The semidefinite partial order is defined by A \geq B iff A-B is PSD.

Theorem: Let A, B be symmetric,square , PD, conformable. Then A-B is PD iff A^{-1}-B^{-1} is PD.

Matrix Calculus

Comformable Matrices

We first define matrices blockwise when they are conformable. In particular, we assume that if A_1, A_2, A_3, A_4 are matrices with appropriate dimensions then the matrix A = \begin{bmatrix} A_1 & A_1 \newline A_3 & A_4 \end{bmatrix} is defined in the obvious way.

Matrix Functions

Let F: \mathbb R^m \times \mathbb R^n \rightarrow \mathbb R^p \times \mathbb R^q be a matrix valued function. More precisely, given a real m \times n matrix X, F(X) returns the p \times q matrix
\begin{bmatrix} f_ {11}(X) & ... & f_ {1q}(X) \newline \vdots & \ddots & \vdots \newline f_ {p1}(X)& ... & f_ {pq}(X) \end{bmatrix}

Matrix Derivatives

The derivative of F with respect to the matrix X is the mp \times nq matrix \frac{\partial F(X)}{\partial X} = \begin{bmatrix} \frac{\partial F(X)}{\partial x_ {11}} & ... & \frac{\partial F(X)}{\partial x_ {1n}} \newline \vdots & \ddots & \vdots \newline \frac{\partial F(X)}{\partial x_ {m1}} & ... & \frac{\partial F(X)}{\partial x_ {mn}} \end{bmatrix} where each \frac{\partial F(X)}{\partial x_ {ij}} is a p\times q matrix given by
\frac{\partial F(X)}{\partial x_ {ij}} = \begin{bmatrix} \frac{\partial f_ {11}(X)}{\partial x_ {ij}} & ... & \frac{\partial f_ {1q}(X)}{\partial x_ {ij}} \newline \vdots & \ddots & \vdots \newline \frac{\partial f_ {p1}(X)}{\partial x_ {ij}} & ... & \frac{\partial f_ {pq}(X)}{\partial x_ {ij}} \end{bmatrix} The most important case is when F: \mathbb R^n \rightarrow \mathbb R since this simplifies the derivation of the least squares estimator. Also, the trickiest thing is to make sure that dimensions are correct.

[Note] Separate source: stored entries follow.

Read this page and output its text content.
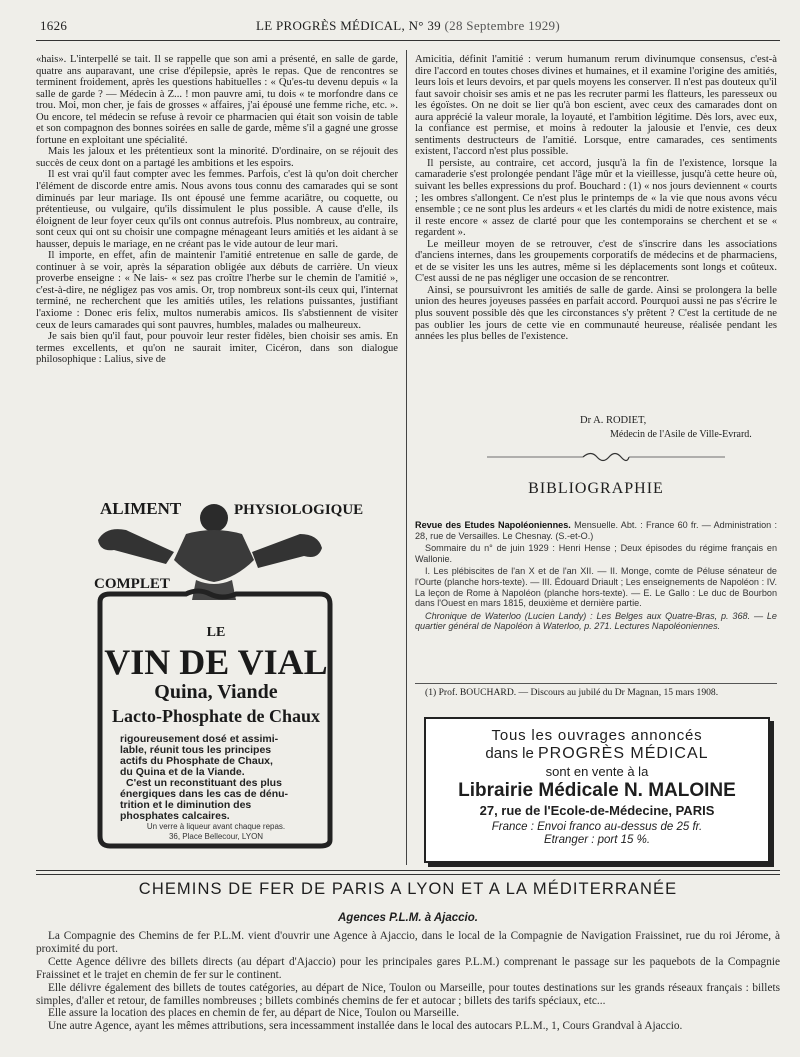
1626	LE PROGRÈS MÉDICAL, N° 39 (28 Septembre 1929)

«hais». L'interpellé se tait. Il se rappelle que son ami a présenté, en salle de garde, quatre ans auparavant, une crise d'épilepsie, après le repas. Que de rencontres se terminent froidement, après les questions habituelles : « Qu'es-tu devenu depuis « la salle de garde ? — Médecin à Z... ! mon pauvre ami, tu dois « te morfondre dans ce trou. Moi, mon cher, je fais de grosses « affaires, j'ai épousé une femme riche, etc. ». Ou encore, tel médecin se refuse à revoir ce pharmacien qui était son voisin de table et son compagnon des bonnes soirées en salle de garde, même s'il a gagné une grosse fortune en exploitant une spécialité.

Mais les jaloux et les prétentieux sont la minorité. D'ordinaire, on se réjouit des succès de ceux dont on a partagé les ambitions et les espoirs.

Il est vrai qu'il faut compter avec les femmes. Parfois, c'est là qu'on doit chercher l'élément de discorde entre amis. Nous avons tous connu des camarades qui se sont diminués par leur mariage. Ils ont épousé une femme acariâtre, ou coquette, ou prétentieuse, ou vulgaire, qu'ils dissimulent le plus possible. A cause d'elle, ils éloignent de leur foyer ceux qu'ils ont connus autrefois. Plus nombreux, au contraire, sont ceux qui ont su choisir une compagne ménageant leurs amitiés et les aidant à se hausser, depuis le mariage, en ne créant pas le vide autour de leur mari.

Il importe, en effet, afin de maintenir l'amitié entretenue en salle de garde, de continuer à se voir, après la séparation obligée aux débuts de carrière. Un vieux proverbe enseigne : « Ne lais- « sez pas croître l'herbe sur le chemin de l'amitié », c'est-à-dire, ne négligez pas vos amis. Or, trop nombreux sont-ils ceux qui, l'internat terminé, ne recherchent que les amitiés utiles, les relations puissantes, justifiant l'axiome : Donec eris felix, multos numerabis amicos. Ils s'abstiennent de visiter ceux de leurs camarades qui sont pauvres, humbles, malades ou malheureux.

Je sais bien qu'il faut, pour pouvoir leur rester fidèles, bien choisir ses amis. En termes excellents, et qu'on ne saurait imiter, Cicéron, dans son dialogue philosophique : Lalius, sive de

Amicitia, définit l'amitié : verum humanum rerum divinumque consensus, c'est-à dire l'accord en toutes choses divines et humaines, et il examine l'origine des amitiés, leurs lois et leurs devoirs, et par quels moyens les conserver. Il n'est pas douteux qu'il faut savoir choisir ses amis et ne pas les recruter parmi les flatteurs, les paresseux ou les égoïstes. On ne doit se lier qu'à bon escient, avec ceux des camarades dont on aura apprécié la valeur morale, la loyauté, et l'ambition légitime. Dès lors, avec eux, la confiance est permise, et moins à redouter la jalousie et l'envie, ces deux sentiments destructeurs de l'amitié. Lorsque, entre camarades, ces sentiments existent, l'accord n'est plus possible.

Il persiste, au contraire, cet accord, jusqu'à la fin de l'existence, lorsque la camaraderie s'est prolongée pendant l'âge mûr et la vieillesse, jusqu'à cette heure où, suivant les belles expressions du prof. Bouchard : (1) « nos jours deviennent « courts ; les ombres s'allongent. Ce n'est plus le printemps de « la vie que nous avons vécu ensemble ; ce ne sont plus les ardeurs « et les clartés du midi de notre existence, mais il reste encore « assez de clarté pour que les contemporains se cherchent et se « regardent ».

Le meilleur moyen de se retrouver, c'est de s'inscrire dans les associations d'anciens internes, dans les groupements corporatifs de médecins et de pharmaciens, et de se visiter les uns les autres, même si les déplacements sont longs et coûteux. C'est aussi de ne pas négliger une occasion de se rencontrer.

Ainsi, se poursuivront les amitiés de salle de garde. Ainsi se prolongera la belle union des heures joyeuses passées en parfait accord. Pourquoi aussi ne pas s'écrire le plus souvent possible dès que les circonstances s'y prêtent ? C'est la certitude de ne pas oublier les jours de cette vie en communauté heureuse, réalisée pendant les années les plus belles de l'existence.

Dr A. RODIET,
Médecin de l'Asile de Ville-Evrard.
BIBLIOGRAPHIE

Revue des Etudes Napoléoniennes. Mensuelle. Abt. : France 60 fr. — Administration : 28, rue de Versailles. Le Chesnay. (S.-et-O.)

Sommaire du n° de juin 1929 : Henri Hense ; Deux épisodes du régime français en Wallonie.

I. Les plébiscites de l'an X et de l'an XII. — II. Monge, comte de Péluse sénateur de l'Ourte (planche hors-texte). — III. Édouard Driault ; Les enseignements de Napoléon : IV. La leçon de Rome à Napoléon (planche hors-texte). — E. Le Gallo : Le duc de Bourbon dans l'Ouest en mars 1815, deuxième et dernière partie.

Chronique de Waterloo (Lucien Landy) : Les Belges aux Quatre-Bras, p. 368. — Le quartier général de Napoléon à Waterloo, p. 271. Lectures Napoléoniennes.

(1) Prof. BOUCHARD. — Discours au jubilé du Dr Magnan, 15 mars 1908.

Tous les ouvrages annoncés
dans le PROGRÈS MÉDICAL
sont en vente à la
Librairie Médicale N. MALOINE
27, rue de l'Ecole-de-Médecine, PARIS
France : Envoi franco au-dessus de 25 fr.
Etranger : port 15 %.
ALIMENT	PHYSIOLOGIQUE
COMPLET
LE
VIN DE VIAL
Quina, Viande
Lacto-Phosphate de Chaux
rigoureusement dosé et assimi-
lable, réunit tous les principes
actifs du Phosphate de Chaux,
du Quina et de la Viande.
C'est un reconstituant des plus
énergiques dans les cas de dénu-
trition et le diminution des
phosphates calcaires.
Un verre à liqueur avant chaque repas.
36, Place Bellecour, LYON
CHEMINS DE FER DE PARIS A LYON ET A LA MÉDITERRANÉE
Agences P.L.M. à Ajaccio.

La Compagnie des Chemins de fer P.L.M. vient d'ouvrir une Agence à Ajaccio, dans le local de la Compagnie de Navigation Fraissinet, rue du roi Jérome, à proximité du port.

Cette Agence délivre des billets directs (au départ d'Ajaccio) pour les principales gares P.L.M.) comprenant le passage sur les paquebots de la Compagnie Fraissinet et le trajet en chemin de fer sur le continent.

Elle délivre également des billets de toutes catégories, au départ de Nice, Toulon ou Marseille, pour toutes destinations sur les grands réseaux français : billets simples, d'aller et retour, de familles nombreuses ; billets combinés chemins de fer et autocar ; billets des tarifs spéciaux, etc...

Elle assure la location des places en chemin de fer, au départ de Nice, Toulon ou Marseille.

Une autre Agence, ayant les mêmes attributions, sera incessamment installée dans le local des autocars P.L.M., 1, Cours Grandval à Ajaccio.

Useful Results in Matrix Calculus

  1. \frac{\partial b'x}{\partial x}= b for dim(b) = dim(x)
  2. \frac{\partial B'x}{\partial x}= B for arbitrary, conformable B
  3. \frac{\partial B'x}{\partial x'}= B' for arbitrary, conformable B
  4. \frac{\partial x'Ax}{\partial x} = (A + A')x
  5. \frac{\partial x'Ax}{\partial A} = xx'
  6. \frac{\partial x'Ax}{\partial x} = det(A) (A^{-1})'
  7. \frac{\partial \ln det(A)}{\partial A} = (A^{-1})'